Macron sagte am Donnerstag in einer Ansprache an die Nation, dass 582 religiöse und kulturelle Einrichtungen in Frankreich nach dem Angriff der Hamas auf Israel unter verstärktem Polizeischutz stünden. In seiner Rede in Arras bekräftigte er seine Botschaft an die Franzosen, "Schulter an Schulter zu stehen" und "einig zu bleiben". Der französische Bildungsminister Gabriel Attal sagte in einer Botschaft an die regionalen Bildungsbeamten, dass die Sicherheit an den Schulen "unverzüglich" verstärkt werden sollte.

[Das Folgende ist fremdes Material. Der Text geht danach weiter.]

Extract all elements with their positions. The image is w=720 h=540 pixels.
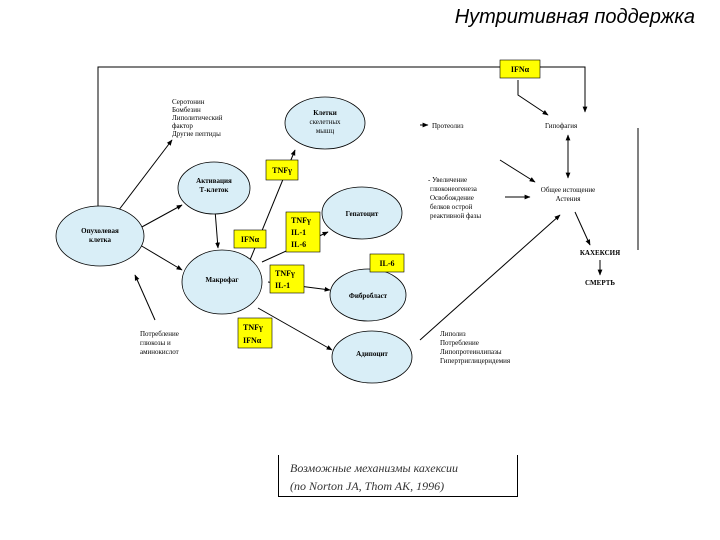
- text-peptides: Серотонин Бомбезин Липолитический фактор…: [172, 98, 223, 138]
- box-tnf-1-label: TNFγ: [272, 166, 292, 175]
- text-hypophagia: Гипофагия: [545, 122, 578, 130]
- text-exhaustion-line2: Астения: [556, 195, 582, 203]
- caption-line2: (по Norton JA, Thom AK, 1996): [290, 479, 445, 493]
- box-tnf-ifn-line1: TNFγ: [243, 323, 263, 332]
- box-ifna-top-label: IFNα: [511, 65, 530, 74]
- ellipse-muscle-line2: скелетных: [309, 118, 341, 126]
- caption-line1: Возможные механизмы кахексии: [290, 461, 459, 475]
- box-ifng-1: IFNα: [233, 229, 267, 249]
- ellipse-tcells-line1: Активация: [196, 177, 232, 185]
- text-glucose-line3: аминокислот: [140, 348, 179, 356]
- connector-adipo-exhaustion: [419, 214, 561, 341]
- ellipse-tcells-line2: Т-клеток: [200, 186, 230, 194]
- connector-tumor-peptides: [114, 139, 173, 216]
- ellipse-muscle-line1: Клетки: [313, 109, 337, 117]
- text-hepatic-line4: белков острой: [430, 203, 473, 211]
- ellipse-fibroblast: Фибробласт: [329, 268, 407, 322]
- text-peptides-line1: Серотонин: [172, 98, 205, 106]
- ellipse-macrophage-label: Макрофаг: [205, 276, 238, 284]
- ellipse-hepatocyte: Гепатоцит: [321, 186, 403, 240]
- connector-proteolysis-exhaustion: [499, 159, 536, 183]
- text-glucose: Потребление глюкозы и аминокислот: [140, 330, 179, 356]
- text-lipolysis-line1: Липолиз: [440, 330, 466, 338]
- connector-macro-adipo: [257, 307, 333, 351]
- box-tnf-il1-line2: IL-1: [275, 281, 290, 290]
- text-hepatic-line5: реактивной фазы: [430, 212, 481, 220]
- connector-glucose-tumor: [134, 274, 156, 321]
- ellipse-muscle-line3: мышц: [316, 127, 335, 135]
- text-hepatic-line3: Освобождение: [430, 194, 474, 202]
- ellipse-tcells: Активация Т-клеток: [177, 161, 251, 215]
- text-glucose-line1: Потребление: [140, 330, 179, 338]
- box-il6-label: IL-6: [379, 259, 394, 268]
- text-peptides-line3: Липолитический: [172, 114, 223, 122]
- text-exhaustion-line1: Общее истощение: [541, 186, 595, 194]
- slide-title: Нутритивная поддержка: [454, 6, 695, 28]
- ellipse-tumor-line2: клетка: [89, 236, 111, 244]
- ellipse-fibroblast-label: Фибробласт: [349, 292, 388, 300]
- ellipse-adipocyte-label: Адипоцит: [356, 350, 388, 358]
- box-cytokines-line3: IL-6: [291, 240, 306, 249]
- box-cytokines-line2: IL-1: [291, 228, 306, 237]
- connector-ifna-hypophagia: [517, 80, 549, 116]
- ellipse-tumor-line1: Опухолевая: [81, 227, 119, 235]
- box-tnf-1: TNFγ: [265, 159, 299, 181]
- text-death: СМЕРТЬ: [585, 279, 615, 287]
- box-tnf-ifn-line2: IFNα: [243, 336, 262, 345]
- ellipse-hepatocyte-label: Гепатоцит: [346, 210, 379, 218]
- box-ifna-top: IFNα: [499, 59, 541, 79]
- box-cytokines-line1: TNFγ: [291, 216, 311, 225]
- text-lipolysis: Липолиз Потребление Липопротеинлипазы Ги…: [440, 330, 511, 365]
- box-tnf-il1-line1: TNFγ: [275, 269, 295, 278]
- text-cachexia: КАХЕКСИЯ: [580, 249, 620, 257]
- box-ifng-1-label: IFNα: [241, 235, 260, 244]
- ellipse-adipocyte: Адипоцит: [331, 330, 413, 384]
- text-hepatic-effects: - Увеличение глюконеогенеза Освобождение…: [428, 176, 481, 220]
- box-tnf-ifn: TNFγ IFNα: [237, 317, 273, 349]
- ellipse-macrophage: Макрофаг: [181, 249, 263, 315]
- ellipse-tumor: Опухолевая клетка: [55, 205, 145, 267]
- connector-ifna-right: [540, 66, 588, 113]
- text-peptides-line4: фактор: [172, 122, 193, 130]
- box-tnf-il1: TNFγ IL-1: [269, 264, 305, 294]
- connector-tumor-tcells: [139, 204, 183, 229]
- connector-exhaustion-cachexia: [574, 211, 591, 246]
- connector-tcells-macro: [214, 209, 220, 249]
- text-exhaustion: Общее истощение Астения: [541, 186, 595, 203]
- text-glucose-line2: глюкозы и: [140, 339, 171, 347]
- text-hepatic-line2: глюконеогенеза: [430, 185, 478, 193]
- text-lipolysis-line2: Потребление: [440, 339, 479, 347]
- text-peptides-line5: Другие пептиды: [172, 130, 221, 138]
- text-lipolysis-line3: Липопротеинлипазы: [440, 348, 502, 356]
- figure-caption: Возможные механизмы кахексии (по Norton …: [278, 455, 518, 497]
- connector-tumor-macro: [139, 244, 183, 271]
- box-cytokines: TNFγ IL-1 IL-6: [285, 211, 321, 253]
- ellipse-muscle: Клетки скелетных мышц: [284, 96, 366, 150]
- box-il6: IL-6: [369, 253, 405, 273]
- text-proteolysis: Протеолиз: [432, 122, 464, 130]
- text-lipolysis-line4: Гипертриглицеридемия: [440, 357, 511, 365]
- caption-left-border: [278, 455, 279, 497]
- text-hepatic-line1: - Увеличение: [428, 176, 467, 184]
- text-peptides-line2: Бомбезин: [172, 106, 201, 114]
- connector-tumor-top: [97, 66, 500, 218]
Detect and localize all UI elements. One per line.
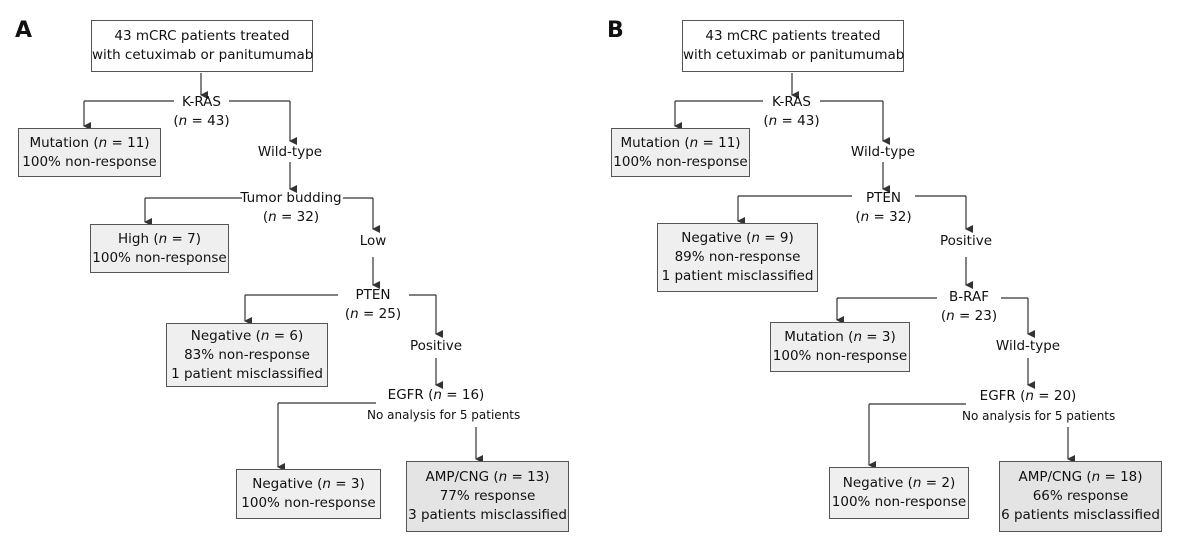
egfr-negative-box: Negative (n = 3) 100% non-response	[236, 469, 381, 519]
kras-count: (n = 43)	[173, 113, 230, 129]
egfr-negative-line-1: Negative (n = 2)	[842, 475, 956, 491]
pten-name: PTEN	[355, 287, 391, 303]
connector-lines-a	[83, 73, 483, 471]
kras-mutation-box: Mutation (n = 11) 100% non-response	[18, 128, 161, 177]
kras-mutation-line-2: 100% non-response	[613, 153, 748, 170]
pten-negative-line-1: Negative (n = 6)	[190, 327, 304, 344]
pten-negative-line-2: 89% non-response	[674, 249, 801, 265]
pten-negative-line-2: 83% non-response	[184, 346, 310, 363]
panel-label: A	[15, 18, 33, 43]
braf-name: B-RAF	[949, 289, 989, 305]
pten-count: (n = 32)	[855, 209, 912, 225]
pten-negative-line-3: 1 patient misclassified	[171, 365, 323, 382]
egfr-note: No analysis for 5 patients	[962, 409, 1116, 423]
egfr-negative-line-2: 100% non-response	[241, 495, 376, 511]
egfr-note: No analysis for 5 patients	[367, 408, 521, 422]
egfr-negative-box: Negative (n = 2) 100% non-response	[829, 467, 969, 519]
start-line-2: with cetuximab or panitumumab	[683, 47, 905, 63]
egfr-negative-line-2: 100% non-response	[831, 494, 967, 510]
tb-high-line-1: High (n = 7)	[118, 230, 201, 247]
start-box: 43 mCRC patients treated with cetuximab …	[682, 20, 904, 72]
braf-mutation-box: Mutation (n = 3) 100% non-response	[770, 322, 910, 372]
kras-node: K-RAS (n = 43)	[164, 93, 239, 131]
start-box: 43 mCRC patients treated with cetuximab …	[91, 20, 313, 72]
pten-positive-node: Positive	[409, 338, 463, 354]
kras-mutation-line-1: Mutation (n = 11)	[620, 134, 741, 151]
egfr-amp-line-1: AMP/CNG (n = 13)	[425, 469, 550, 485]
pten-node: PTEN (n = 32)	[846, 189, 921, 227]
kras-name: K-RAS	[182, 94, 221, 110]
flowchart-panel-b: B 43 mCRC patients treated with cetuxima…	[591, 0, 1181, 548]
braf-node: B-RAF (n = 23)	[929, 288, 1009, 326]
pten-positive-node: Positive	[939, 233, 993, 249]
kras-count: (n = 43)	[763, 113, 820, 129]
egfr-amp-box: AMP/CNG (n = 13) 77% response 3 patients…	[406, 461, 569, 532]
tb-high-box: High (n = 7) 100% non-response	[90, 224, 229, 273]
egfr-node: EGFR (n = 16)	[387, 387, 485, 403]
pten-count: (n = 25)	[344, 306, 402, 322]
kras-mutation-line-2: 100% non-response	[22, 153, 157, 170]
kras-mutation-box: Mutation (n = 11) 100% non-response	[611, 128, 750, 177]
pten-negative-box: Negative (n = 9) 89% non-response 1 pati…	[657, 223, 818, 292]
tb-low-node: Low	[359, 233, 387, 249]
pten-negative-box: Negative (n = 6) 83% non-response 1 pati…	[166, 323, 328, 387]
start-line-1: 43 mCRC patients treated	[705, 28, 881, 44]
kras-mutation-line-1: Mutation (n = 11)	[29, 134, 150, 151]
panel-label: B	[607, 18, 624, 43]
kras-wildtype-node: Wild-type	[257, 144, 323, 160]
kras-name: K-RAS	[772, 94, 811, 110]
start-line-2: with cetuximab or panitumumab	[92, 47, 314, 63]
egfr-amp-line-1: AMP/CNG (n = 18)	[1018, 469, 1143, 485]
tumor-budding-name: Tumor budding	[240, 190, 342, 206]
braf-mutation-line-2: 100% non-response	[772, 348, 908, 364]
egfr-amp-line-2: 66% response	[1032, 488, 1129, 504]
tumor-budding-node: Tumor budding (n = 32)	[235, 189, 347, 227]
egfr-negative-line-1: Negative (n = 3)	[252, 476, 365, 492]
start-line-1: 43 mCRC patients treated	[114, 28, 290, 44]
braf-mutation-line-1: Mutation (n = 3)	[784, 329, 896, 345]
braf-wildtype-node: Wild-type	[995, 338, 1061, 354]
flowchart-panel-a: A 43 mCRC patients treated with cetuxima…	[0, 0, 590, 548]
pten-name: PTEN	[865, 190, 901, 206]
egfr-amp-line-2: 77% response	[439, 488, 536, 504]
tb-high-line-2: 100% non-response	[92, 249, 227, 266]
egfr-amp-box: AMP/CNG (n = 18) 66% response 6 patients…	[999, 461, 1162, 532]
tumor-budding-count: (n = 32)	[262, 209, 320, 225]
kras-node: K-RAS (n = 43)	[754, 93, 829, 131]
egfr-amp-line-3: 6 patients misclassified	[1001, 507, 1160, 523]
connector-lines-b	[674, 73, 1075, 469]
egfr-amp-line-3: 3 patients misclassified	[408, 507, 567, 523]
kras-wildtype-node: Wild-type	[850, 144, 916, 160]
pten-node: PTEN (n = 25)	[333, 286, 413, 324]
braf-count: (n = 23)	[940, 308, 998, 324]
egfr-node: EGFR (n = 20)	[979, 388, 1077, 404]
pten-negative-line-1: Negative (n = 9)	[681, 230, 794, 246]
pten-negative-line-3: 1 patient misclassified	[661, 268, 814, 284]
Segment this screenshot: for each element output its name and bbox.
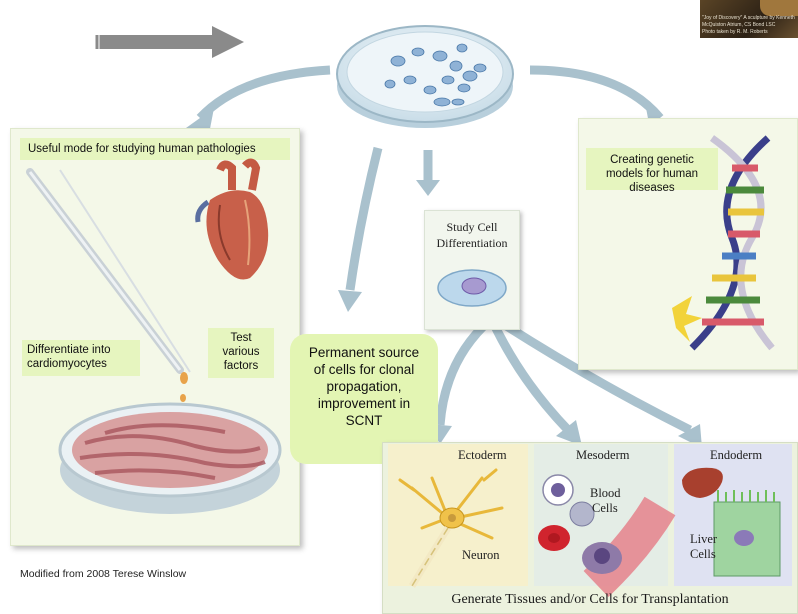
liver-cells-label-1: Liver: [690, 532, 717, 547]
generate-tissues-label: Generate Tissues and/or Cells for Transp…: [388, 592, 792, 608]
credit-text: Modified from 2008 Terese Winslow: [20, 568, 186, 580]
neuron-label: Neuron: [462, 548, 500, 563]
pathologies-label: Useful mode for studying human pathologi…: [20, 138, 290, 160]
liver-cells-label-2: Cells: [690, 547, 716, 562]
blood-cells-label-2: Cells: [592, 501, 618, 516]
test-factors-label: Test various factors: [208, 328, 274, 378]
blood-cells-icon: [536, 456, 666, 586]
blood-cells-label-1: Blood: [590, 486, 621, 501]
stem-cell-icon: [432, 262, 512, 312]
study-differentiation-label-1: Study Cell: [424, 220, 520, 235]
liver-cells-icon: [710, 490, 790, 580]
neuron-icon: [392, 458, 522, 588]
endoderm-label: Endoderm: [710, 448, 762, 463]
study-differentiation-label-2: Differentiation: [424, 236, 520, 251]
heart-icon: [190, 160, 280, 290]
dna-helix-icon: [672, 128, 792, 358]
differentiate-label: Differentiate into cardiomyocytes: [22, 340, 140, 376]
cardiomyocyte-dish-icon: [55, 388, 285, 518]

Darmanin hatte am Donnerstag pro-palästinensische Demonstrationen in Frankreich bis auf Weiteres verboten, mit der Begründung, sie würden "wahrscheinlich Störungen der öffentlichen Ordnung hervorrufen". Entgegen seiner Anordnung versammelten sich am Donnerstag mehrere Hundert Menschen in Paris und anderen französischen Städten und riefen pro-palästinensische und antiisraelische Parolen, sagten AFP-Korrespondenten. Die Polizei in Paris setzte Tränengas ein, um die Demonstranten auseinanderzutreiben, und sagte, sie habe zehn der rund 3.000 Anwesenden festgenommen.